La ruta canaria registra un desplome del 63% por el descenso de las salidas desde Marruecos, Mauritania y Senegal
Cruzar la frontera para entrar en Europa sigue siendo hoy más atractivo que cualquier utopía: multiplica hasta por 12 los ingresos de quienes lo consiguen, según los cálculos que hace ya años realizó el politólogo David Miller. Aunque lo consiguen —o lo intentan— cada vez menos: las llegadas de migrantes irregulares a las fronteras de la Unión Europea cayeron el año pasado un 26%. Entraron en el territorio comunitario 178.000 personas, según las cifras del último informe de Frontex, la agencia europea de fronteras, conocido este jueves.

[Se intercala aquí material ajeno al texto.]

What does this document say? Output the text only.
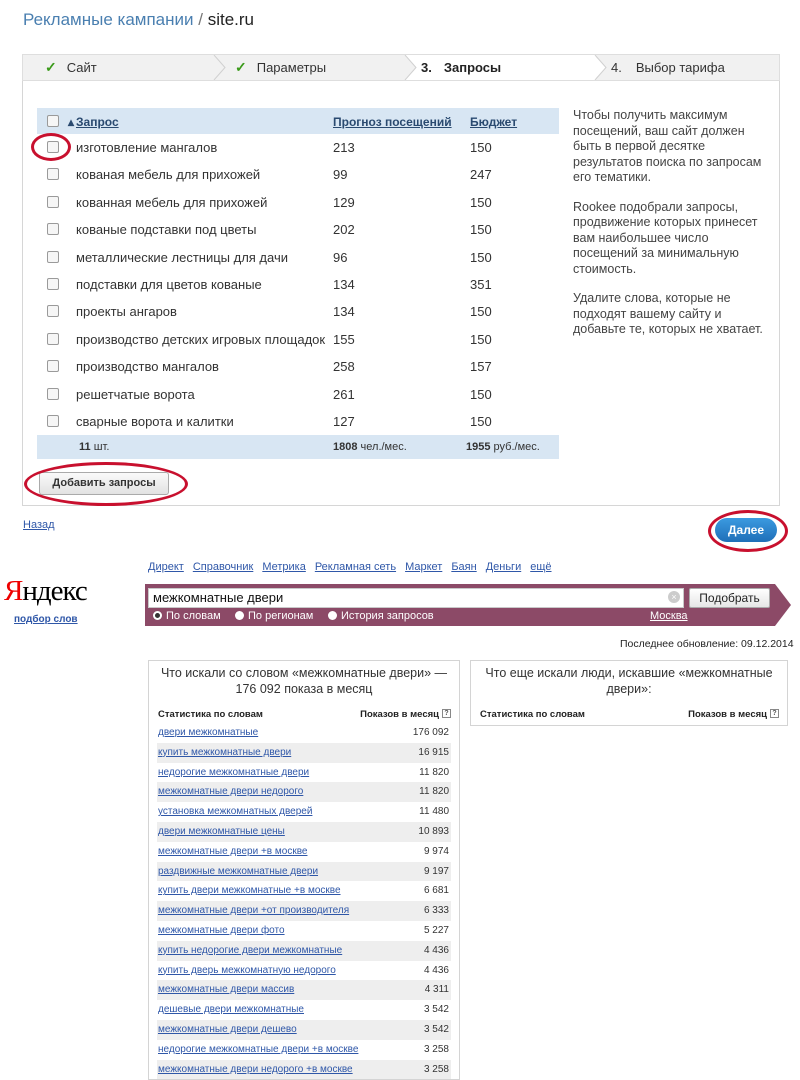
Рекламные кампании / site.ru
✓ Сайт	✓ Параметры	3. Запросы	4. Выбор тарифа
▴ Запрос	Прогноз посещений Бюджет
изготовление мангалов	213	150
кованая мебель для прихожей	99	247
кованная мебель для прихожей	129	150
кованые подставки под цветы	202	150
металлические лестницы для дачи	96	150
подставки для цветов кованые	134	351
проекты ангаров	134	150
производство детских игровых площадок 155	150
производство мангалов	258	157
решетчатые ворота	261	150
сварные ворота и калитки	127	150
11 шт.	1808 чел./мес.	1955 руб./мес.

Чтобы получить максимум посещений, ваш сайт должен быть в первой десятке результатов поиска по запросам его тематики.

Rookee подобрали запросы, продвижение которых принесет вам наибольшее число посещений за минимальную стоимость.

Удалите слова, которые не подходят вашему сайту и добавьте те, которых не хватает.

Добавить запросы
Назад	Далее
Директ Справочник Метрика Рекламная сеть Маркет Баян Деньги ещё
Яндекс
подбор слов
межкомнатные двери	×	Подобрать
По словам	По регионам	История запросов	Москва
Последнее обновление: 09.12.2014
Что искали со словом «межкомнатные двери» — 176 092 показа в месяц
Статистика по словам	Показов в месяц ?
двери межкомнатные	176 092
купить межкомнатные двери	16 915
недорогие межкомнатные двери	11 820
межкомнатные двери недорого	11 820
установка межкомнатных дверей	11 480
двери межкомнатные цены	10 893
межкомнатные двери +в москве	9 974
раздвижные межкомнатные двери	9 197
купить двери межкомнатные +в москве	6 681
межкомнатные двери +от производителя	6 333
межкомнатные двери фото	5 227
купить недорогие двери межкомнатные	4 436
купить дверь межкомнатную недорого	4 436
межкомнатные двери массив	4 311
дешевые двери межкомнатные	3 542
межкомнатные двери дешево	3 542
недорогие межкомнатные двери +в москве	3 258
межкомнатные двери недорого +в москве	3 258
Что еще искали люди, искавшие «межкомнатные двери»:
Статистика по словам	Показов в месяц ?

Se trata del nivel más bajo desde 2021. Son la mitad de entradas que en 2023. A pesar de las soflamas de los políticos populistas, las cifras muestran que no hay nada parecido a una crisis migratoria en Europa. Pero dato no mata relato: la ultraderecha sube en las encuestas con ese discurso al entorno del 25% de los votos en todo el continente.
“La situación sigue siendo incierta”, apunta Frontex. “Los riesgos no han desaparecido”, ha señalado el director ejecutivo de la agencia, el holandés Hans Lejtens, a pesar de que hay caídas generalizadas en todas las rutas salvo en el Mediterráneo occidental, hacia las costas españolas desde Argelia, con un repunte del 14%. La ruta canaria registra el mayor desplome, del 63%, por el fuerte descenso de las salidas de cayucos desde las costas de Marruecos, Mauritania y Senegal. Cruzar el Mediterráneo entraña un riesgo enorme. La Organización Internacional de Migraciones (OIM) estima que el año pasado murieron 1.878 personas en el mar: muere una persona por cada 100 que llegan, si esas dos estadísticas son fiables.